When asked to gauge her own impact on the way America cooks and eats, she laughs and says she has no idea. Where the country is headed gastronomically is impossible to gauge, and whether home cooking will revive remains to be seen, she remarks. She even fears that her books, and others that try to tempt Americans to take up cooking, may become obsolete.
"Cooking is satisfying on so many levels," Cunningham says. "It's a gift, and so is sharing recipes. I believe in recipes, because they draw people together, providing a sense of place and belonging. I hate to think we'll lose that."
Marion Cunningham on ...
What really gets her appetite going: "I really love vanilla ice cream. I make a lot of potato and leek soup. I love cinnamon toast; I'm going to try to get that back on the table. And slices of angel food cake buttered and toasted. It amazes people how good it is. I got it from James Beard."

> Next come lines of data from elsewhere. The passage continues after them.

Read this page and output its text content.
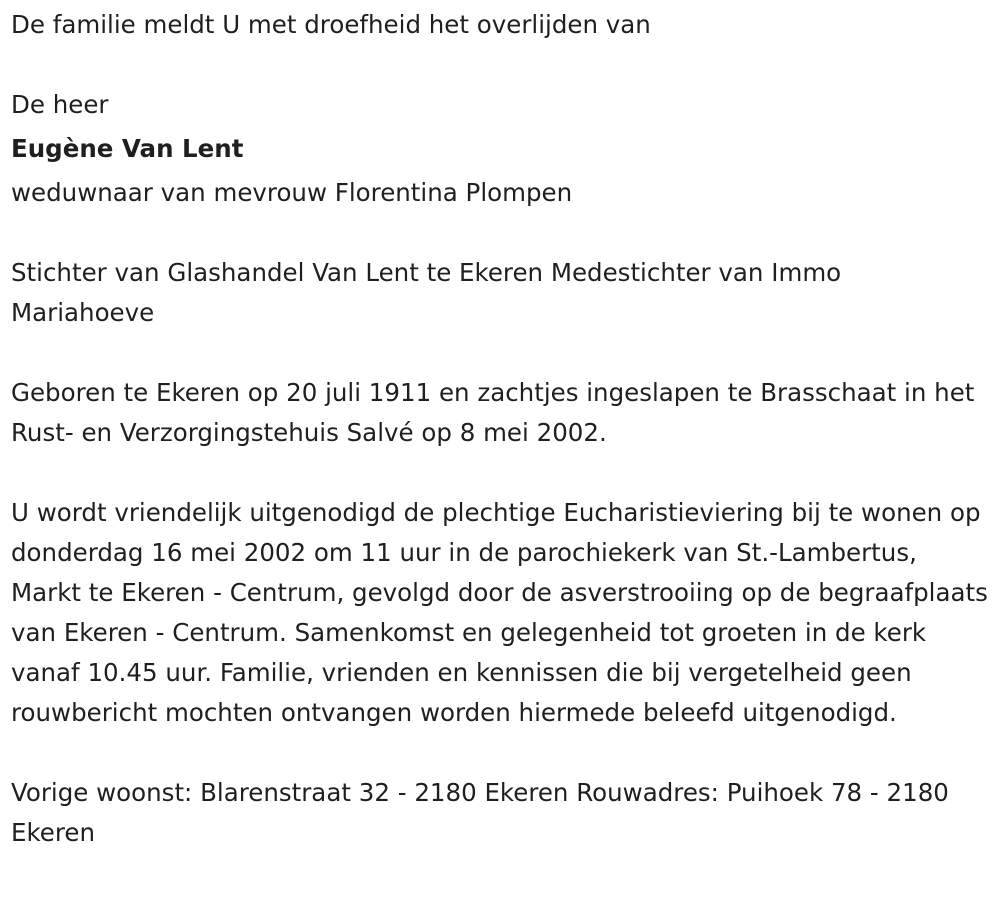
De familie meldt U met droefheid het overlijden van

De heer

Eugène Van Lent

weduwnaar van mevrouw Florentina Plompen

Stichter van Glashandel Van Lent te Ekeren Medestichter van Immo Mariahoeve

Geboren te Ekeren op 20 juli 1911 en zachtjes ingeslapen te Brasschaat in het Rust- en Verzorgingstehuis Salvé op 8 mei 2002.

U wordt vriendelijk uitgenodigd de plechtige Eucharistieviering bij te wonen op donderdag 16 mei 2002 om 11 uur in de parochiekerk van St.-Lambertus, Markt te Ekeren - Centrum, gevolgd door de asverstrooiing op de begraafplaats van Ekeren - Centrum. Samenkomst en gelegenheid tot groeten in de kerk vanaf 10.45 uur. Familie, vrienden en kennissen die bij vergetelheid geen rouwbericht mochten ontvangen worden hiermede beleefd uitgenodigd.

Vorige woonst: Blarenstraat 32 - 2180 Ekeren Rouwadres: Puihoek 78 - 2180 Ekeren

Junk food she likes: "I like Snickers, but are they junk food? I think they're so good I hate to call them junk food. And the hamburgers and french fries at the Wendy's on Monumental Boulevard (in Walnut Creek), especially at noon, when they're at their best."
What's always in her refrigerator or freezer: "Steak. A tri-tip roast, for when someone shows up unexpectedly. Eggs are pretty wonderful, especially scrambled or in an omelet with slices of avocado and sour cream; they're meant to be together. And tortillas - corn and flour - which I like to fill with salad."
What's always in her cupboard: "Campbell's tomato soup. Beans. I always have an enormous amount of Best Foods mayonnaise. And I love this spinoff - Dijonnaise - mayonnaise and mustard together. Canned tomato sauces and diced tomatoes, especially the Muir brand; their cans are lined with plastic or something, so you don't get a metallic taste."
The modern kitchen tool she finds almost indispensable: "The mini food processor, for quick things. I don't use the large food processor much anymore."
Foods she doesn't like: "I don't think there are any. But I'm not crazy about tarragon. I like it if it is moderately used. So often it is so powerfully used you don't know what you are eating."